Arracher Sleiman à Maarab
En réalité, le président Gemayel cherche à réactiver son rôle via un accord avec Michel Sleiman, afin d’amener ce dernier à abandonner Maarab pour Bikfaya. En attirant les trois ministres de Sleiman et les indépendants, les Kataëb pourront consolider leur position en attendant des jours plus favorables à la présidentielle. De son côté, le président Michel Sleiman, qui ne souhaite pas abandonner la scène, cherche à mettre sur pied un bloc politique, d’autant plus qu’il ne dispose pas d’un bloc parlementaire. Ainsi, il existe un recoupage d’intérêts évident pour les participants à cette rencontre. Les deux ex-chefs d’Etat souhaitent camper sur leur position et ne sont pas prêts à faire une quelconque concession sur la procédure suivie au sein du gouvernement depuis la vacance de la première magistrature.
Effets positifs
Même si les deux hommes ont tenté d’adoucir leur mouvement en lui donnant l’appellation de «rencontre politique consultative» et non de bloc ministériel, ils sont quand même satisfaits du succès enregistré par leurs retrouvailles. Ils ont senti les effets positifs de leur action à trois niveaux:
♦ Retour en force sur la scène médiatique. Alors que ces derniers mois, Sleiman avait comme disparu de la circulation et Gemayel semblait hésitant…

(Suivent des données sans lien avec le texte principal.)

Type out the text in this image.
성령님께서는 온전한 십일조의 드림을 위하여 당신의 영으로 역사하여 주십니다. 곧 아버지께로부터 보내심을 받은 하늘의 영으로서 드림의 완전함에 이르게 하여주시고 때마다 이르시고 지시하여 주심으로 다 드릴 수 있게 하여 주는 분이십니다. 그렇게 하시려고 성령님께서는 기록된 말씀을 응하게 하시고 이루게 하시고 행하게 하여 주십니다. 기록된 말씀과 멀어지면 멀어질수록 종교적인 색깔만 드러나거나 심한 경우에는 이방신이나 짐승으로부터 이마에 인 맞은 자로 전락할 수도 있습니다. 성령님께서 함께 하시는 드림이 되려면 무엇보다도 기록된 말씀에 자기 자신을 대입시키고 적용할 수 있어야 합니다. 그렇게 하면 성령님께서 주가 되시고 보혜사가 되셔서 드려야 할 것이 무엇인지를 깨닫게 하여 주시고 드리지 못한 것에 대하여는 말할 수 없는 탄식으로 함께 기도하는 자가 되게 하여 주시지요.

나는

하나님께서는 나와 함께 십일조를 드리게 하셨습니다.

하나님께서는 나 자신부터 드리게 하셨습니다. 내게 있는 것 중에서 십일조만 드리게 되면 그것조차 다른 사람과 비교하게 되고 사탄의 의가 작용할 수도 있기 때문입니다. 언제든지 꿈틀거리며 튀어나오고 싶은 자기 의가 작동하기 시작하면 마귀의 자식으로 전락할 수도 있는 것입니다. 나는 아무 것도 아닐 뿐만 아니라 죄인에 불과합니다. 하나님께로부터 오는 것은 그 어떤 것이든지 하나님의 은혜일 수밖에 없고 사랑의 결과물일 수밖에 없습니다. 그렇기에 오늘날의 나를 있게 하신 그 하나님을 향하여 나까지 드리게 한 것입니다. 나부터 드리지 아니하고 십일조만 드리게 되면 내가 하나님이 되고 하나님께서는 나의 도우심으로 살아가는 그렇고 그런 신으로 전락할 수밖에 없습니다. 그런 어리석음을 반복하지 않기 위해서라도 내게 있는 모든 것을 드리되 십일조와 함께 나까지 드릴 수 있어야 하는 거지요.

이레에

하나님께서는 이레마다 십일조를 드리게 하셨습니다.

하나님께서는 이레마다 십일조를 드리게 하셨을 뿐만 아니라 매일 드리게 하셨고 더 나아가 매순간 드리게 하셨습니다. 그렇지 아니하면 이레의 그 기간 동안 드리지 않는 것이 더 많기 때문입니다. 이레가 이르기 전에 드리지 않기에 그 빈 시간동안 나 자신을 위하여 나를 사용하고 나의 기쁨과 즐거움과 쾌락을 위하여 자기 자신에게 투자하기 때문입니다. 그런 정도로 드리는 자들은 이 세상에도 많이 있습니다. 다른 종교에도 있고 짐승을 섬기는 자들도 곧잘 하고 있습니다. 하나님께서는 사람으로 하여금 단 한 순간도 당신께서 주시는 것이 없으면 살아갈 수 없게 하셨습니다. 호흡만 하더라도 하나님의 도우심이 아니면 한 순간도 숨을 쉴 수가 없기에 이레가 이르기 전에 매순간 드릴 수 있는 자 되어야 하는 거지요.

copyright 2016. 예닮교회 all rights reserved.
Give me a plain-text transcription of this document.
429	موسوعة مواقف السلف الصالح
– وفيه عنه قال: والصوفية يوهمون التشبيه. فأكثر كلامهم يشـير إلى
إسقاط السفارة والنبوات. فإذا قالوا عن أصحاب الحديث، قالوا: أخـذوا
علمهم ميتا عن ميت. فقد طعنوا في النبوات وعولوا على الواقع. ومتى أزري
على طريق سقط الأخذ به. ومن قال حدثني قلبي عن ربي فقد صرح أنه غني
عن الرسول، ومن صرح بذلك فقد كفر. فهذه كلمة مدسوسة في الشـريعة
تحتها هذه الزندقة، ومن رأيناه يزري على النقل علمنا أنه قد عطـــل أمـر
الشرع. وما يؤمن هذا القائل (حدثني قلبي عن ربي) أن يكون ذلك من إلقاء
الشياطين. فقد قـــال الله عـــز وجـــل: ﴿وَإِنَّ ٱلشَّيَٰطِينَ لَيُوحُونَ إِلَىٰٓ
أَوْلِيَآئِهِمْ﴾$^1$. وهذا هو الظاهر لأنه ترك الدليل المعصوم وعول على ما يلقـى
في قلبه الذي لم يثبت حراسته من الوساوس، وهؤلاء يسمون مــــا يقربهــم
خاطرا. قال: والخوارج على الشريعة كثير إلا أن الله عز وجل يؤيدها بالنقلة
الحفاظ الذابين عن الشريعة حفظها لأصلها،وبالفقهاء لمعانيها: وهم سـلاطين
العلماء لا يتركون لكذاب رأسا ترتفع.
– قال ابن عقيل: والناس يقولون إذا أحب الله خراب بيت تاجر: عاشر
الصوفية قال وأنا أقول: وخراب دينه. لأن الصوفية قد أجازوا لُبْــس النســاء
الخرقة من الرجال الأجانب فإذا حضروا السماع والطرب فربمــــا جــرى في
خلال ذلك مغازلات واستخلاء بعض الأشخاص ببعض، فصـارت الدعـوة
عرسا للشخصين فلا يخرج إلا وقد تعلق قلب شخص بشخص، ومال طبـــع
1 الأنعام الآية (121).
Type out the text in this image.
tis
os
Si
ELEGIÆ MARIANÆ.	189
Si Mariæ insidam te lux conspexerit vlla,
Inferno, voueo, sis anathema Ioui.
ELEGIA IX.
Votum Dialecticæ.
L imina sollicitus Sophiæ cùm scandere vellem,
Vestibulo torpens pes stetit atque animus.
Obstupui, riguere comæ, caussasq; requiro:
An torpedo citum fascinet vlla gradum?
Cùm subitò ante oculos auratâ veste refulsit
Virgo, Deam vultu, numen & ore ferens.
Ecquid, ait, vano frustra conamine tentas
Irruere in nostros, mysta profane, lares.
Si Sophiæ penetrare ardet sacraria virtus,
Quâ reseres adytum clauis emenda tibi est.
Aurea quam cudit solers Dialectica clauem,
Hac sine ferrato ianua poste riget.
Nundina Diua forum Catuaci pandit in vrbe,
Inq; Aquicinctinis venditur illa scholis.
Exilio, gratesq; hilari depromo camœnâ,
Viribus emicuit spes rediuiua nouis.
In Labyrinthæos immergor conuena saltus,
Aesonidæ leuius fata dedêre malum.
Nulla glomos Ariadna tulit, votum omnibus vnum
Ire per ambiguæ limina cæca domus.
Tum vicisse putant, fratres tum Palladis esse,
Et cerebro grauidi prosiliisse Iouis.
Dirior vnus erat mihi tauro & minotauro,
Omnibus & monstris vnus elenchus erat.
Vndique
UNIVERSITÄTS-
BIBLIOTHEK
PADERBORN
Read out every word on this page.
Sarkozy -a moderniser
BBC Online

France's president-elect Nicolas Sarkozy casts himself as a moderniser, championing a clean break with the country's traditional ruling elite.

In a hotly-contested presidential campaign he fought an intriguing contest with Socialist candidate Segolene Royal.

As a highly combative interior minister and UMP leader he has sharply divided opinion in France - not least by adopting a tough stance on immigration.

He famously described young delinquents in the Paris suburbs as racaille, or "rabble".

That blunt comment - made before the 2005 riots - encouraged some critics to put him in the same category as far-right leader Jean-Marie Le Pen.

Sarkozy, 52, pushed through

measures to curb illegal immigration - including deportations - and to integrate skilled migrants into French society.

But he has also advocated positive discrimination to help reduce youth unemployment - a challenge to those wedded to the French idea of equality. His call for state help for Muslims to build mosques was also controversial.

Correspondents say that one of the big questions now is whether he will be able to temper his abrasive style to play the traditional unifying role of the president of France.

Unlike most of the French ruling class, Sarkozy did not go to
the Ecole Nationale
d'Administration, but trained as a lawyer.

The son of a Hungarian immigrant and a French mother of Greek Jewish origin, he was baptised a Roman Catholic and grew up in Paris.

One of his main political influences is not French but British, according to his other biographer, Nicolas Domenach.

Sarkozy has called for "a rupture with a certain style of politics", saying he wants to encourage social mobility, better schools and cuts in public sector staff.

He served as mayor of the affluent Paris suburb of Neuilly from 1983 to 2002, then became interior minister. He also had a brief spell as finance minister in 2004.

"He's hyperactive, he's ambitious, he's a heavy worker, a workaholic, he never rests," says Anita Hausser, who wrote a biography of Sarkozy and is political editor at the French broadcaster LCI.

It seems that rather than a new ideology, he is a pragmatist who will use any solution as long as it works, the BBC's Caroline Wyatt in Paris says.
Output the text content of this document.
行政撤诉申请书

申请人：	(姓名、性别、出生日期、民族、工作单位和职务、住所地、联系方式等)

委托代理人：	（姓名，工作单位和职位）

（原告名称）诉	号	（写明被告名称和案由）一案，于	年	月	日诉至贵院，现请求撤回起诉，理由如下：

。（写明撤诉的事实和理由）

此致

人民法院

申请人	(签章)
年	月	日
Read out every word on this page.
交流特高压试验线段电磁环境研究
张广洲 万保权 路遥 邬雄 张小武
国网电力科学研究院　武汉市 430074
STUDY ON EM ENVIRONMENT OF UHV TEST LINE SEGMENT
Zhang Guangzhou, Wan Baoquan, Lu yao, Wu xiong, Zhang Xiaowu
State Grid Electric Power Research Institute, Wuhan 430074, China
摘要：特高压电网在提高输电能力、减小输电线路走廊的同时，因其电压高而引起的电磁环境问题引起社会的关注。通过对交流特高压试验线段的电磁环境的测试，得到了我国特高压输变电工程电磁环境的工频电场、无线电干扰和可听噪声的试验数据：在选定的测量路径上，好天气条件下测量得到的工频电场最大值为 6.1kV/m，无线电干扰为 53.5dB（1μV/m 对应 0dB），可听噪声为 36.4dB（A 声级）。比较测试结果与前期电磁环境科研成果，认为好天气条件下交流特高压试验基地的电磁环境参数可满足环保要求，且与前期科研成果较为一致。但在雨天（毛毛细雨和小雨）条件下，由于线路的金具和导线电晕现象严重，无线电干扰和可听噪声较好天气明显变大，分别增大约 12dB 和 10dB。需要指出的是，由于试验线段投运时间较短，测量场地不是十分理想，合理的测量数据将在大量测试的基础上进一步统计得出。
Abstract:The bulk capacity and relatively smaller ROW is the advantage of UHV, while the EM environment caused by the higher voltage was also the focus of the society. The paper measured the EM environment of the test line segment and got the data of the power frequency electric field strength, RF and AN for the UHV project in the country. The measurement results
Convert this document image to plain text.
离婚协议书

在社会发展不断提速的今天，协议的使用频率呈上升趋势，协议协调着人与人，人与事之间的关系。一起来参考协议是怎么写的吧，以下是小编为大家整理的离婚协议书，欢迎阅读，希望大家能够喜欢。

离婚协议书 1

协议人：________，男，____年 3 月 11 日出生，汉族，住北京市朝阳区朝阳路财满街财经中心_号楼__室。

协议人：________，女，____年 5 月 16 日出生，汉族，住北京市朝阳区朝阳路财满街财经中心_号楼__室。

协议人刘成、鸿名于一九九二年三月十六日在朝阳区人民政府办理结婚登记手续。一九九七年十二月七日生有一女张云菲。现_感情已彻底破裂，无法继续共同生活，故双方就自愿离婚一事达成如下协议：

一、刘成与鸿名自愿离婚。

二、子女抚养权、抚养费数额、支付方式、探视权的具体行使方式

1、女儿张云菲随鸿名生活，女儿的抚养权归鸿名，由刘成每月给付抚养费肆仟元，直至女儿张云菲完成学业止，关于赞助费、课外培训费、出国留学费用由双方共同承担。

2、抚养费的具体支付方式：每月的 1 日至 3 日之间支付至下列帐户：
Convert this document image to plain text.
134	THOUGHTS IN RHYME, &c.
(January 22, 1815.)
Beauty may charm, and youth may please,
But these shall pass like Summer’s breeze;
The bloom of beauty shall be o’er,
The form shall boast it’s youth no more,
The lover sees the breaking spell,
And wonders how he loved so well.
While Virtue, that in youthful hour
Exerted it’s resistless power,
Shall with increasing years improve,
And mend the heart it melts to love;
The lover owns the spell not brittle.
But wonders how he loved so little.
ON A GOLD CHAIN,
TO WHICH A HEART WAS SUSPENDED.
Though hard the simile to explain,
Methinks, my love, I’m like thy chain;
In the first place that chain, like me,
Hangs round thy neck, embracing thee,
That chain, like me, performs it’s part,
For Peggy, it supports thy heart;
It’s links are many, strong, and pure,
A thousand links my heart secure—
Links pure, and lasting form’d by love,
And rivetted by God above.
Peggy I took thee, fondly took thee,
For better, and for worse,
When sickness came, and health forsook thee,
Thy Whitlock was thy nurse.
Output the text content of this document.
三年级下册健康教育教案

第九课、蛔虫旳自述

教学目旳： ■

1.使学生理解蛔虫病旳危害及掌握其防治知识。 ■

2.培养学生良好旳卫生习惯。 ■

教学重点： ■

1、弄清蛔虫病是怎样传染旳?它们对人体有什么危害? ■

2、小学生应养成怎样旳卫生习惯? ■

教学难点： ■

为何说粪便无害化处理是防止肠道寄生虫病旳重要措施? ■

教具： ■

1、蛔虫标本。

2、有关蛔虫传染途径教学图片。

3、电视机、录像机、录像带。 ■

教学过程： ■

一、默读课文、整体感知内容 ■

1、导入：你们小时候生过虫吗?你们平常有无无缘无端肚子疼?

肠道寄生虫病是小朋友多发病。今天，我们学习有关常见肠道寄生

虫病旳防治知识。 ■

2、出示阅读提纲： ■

♦ La création d’un contrepoids politique sur la scène chrétienne face au tandem du dialogue Aoun-Geagea. Surtout que la nouvelle rencontre consultative bénéficie de la bénédiction du patriarche Raï et prend l’allure d’un «mini-Kornet Chehwan».
♦ La formation d’un axe ministériel influent et uni dont le poids au sein du Conseil est comparable à celui de Aoun, abstraction faite de la stature parlementaire de chacun.
Chaouki Achkouti
Le 8 mars serein
Un député chrétien opposé à Michel Sleiman estime que cette rencontre n’est pas aussi innocente qu’on veut bien l’avouer. En atteignant le nombre de huit, la rencontre veut montrer que le tiers des membres du gouvernement évolue hors du cadre du 14 et du 8 mars. Or, ce message manque de perspicacité surtout que les ministres Kataëb sont issus du 14 mars, tout comme Boutros Harb et Michel Pharaon. Au final, on peut dire que la démarche de Michel Sleiman n’est pas très réussie en ce sens qu’elle sème la discorde au sein du 14 mars, sans vraiment déranger la coalition du 8 mars qui compte, depuis un moment déjà, l’ex-chef de l’Etat et son équipe dans les rangs du 14 mars. Quant au secrétariat général de cette coalition, certains de ses membres considèrent que la démarche Kataëb sert les intérêts du candidat Michel Aoun à la présidence sans faire de pression sur lui au plan gouvernemental. Ces mêmes sources pensent que l’attachement à l’adoption des décisions à l’unanimité alimente les craintes relatives à la prolongation du vide constitutionnel, à l’intensification des crises et à l’infiltration du terrorisme… Certains observateurs estiment que si, à ce stade, Aoun réussit à accéder à Baabda, ce sera grâce au push que lui auront donné ses adversaires du 14 mars. Appuyé par le Hezbollah, il mettra la communauté internationale devant le choix suivant: l’instabilité découlant du vide et du dysfonctionnement gouvernemental ou, alors, l’acceptation de son arrivée à Baabda.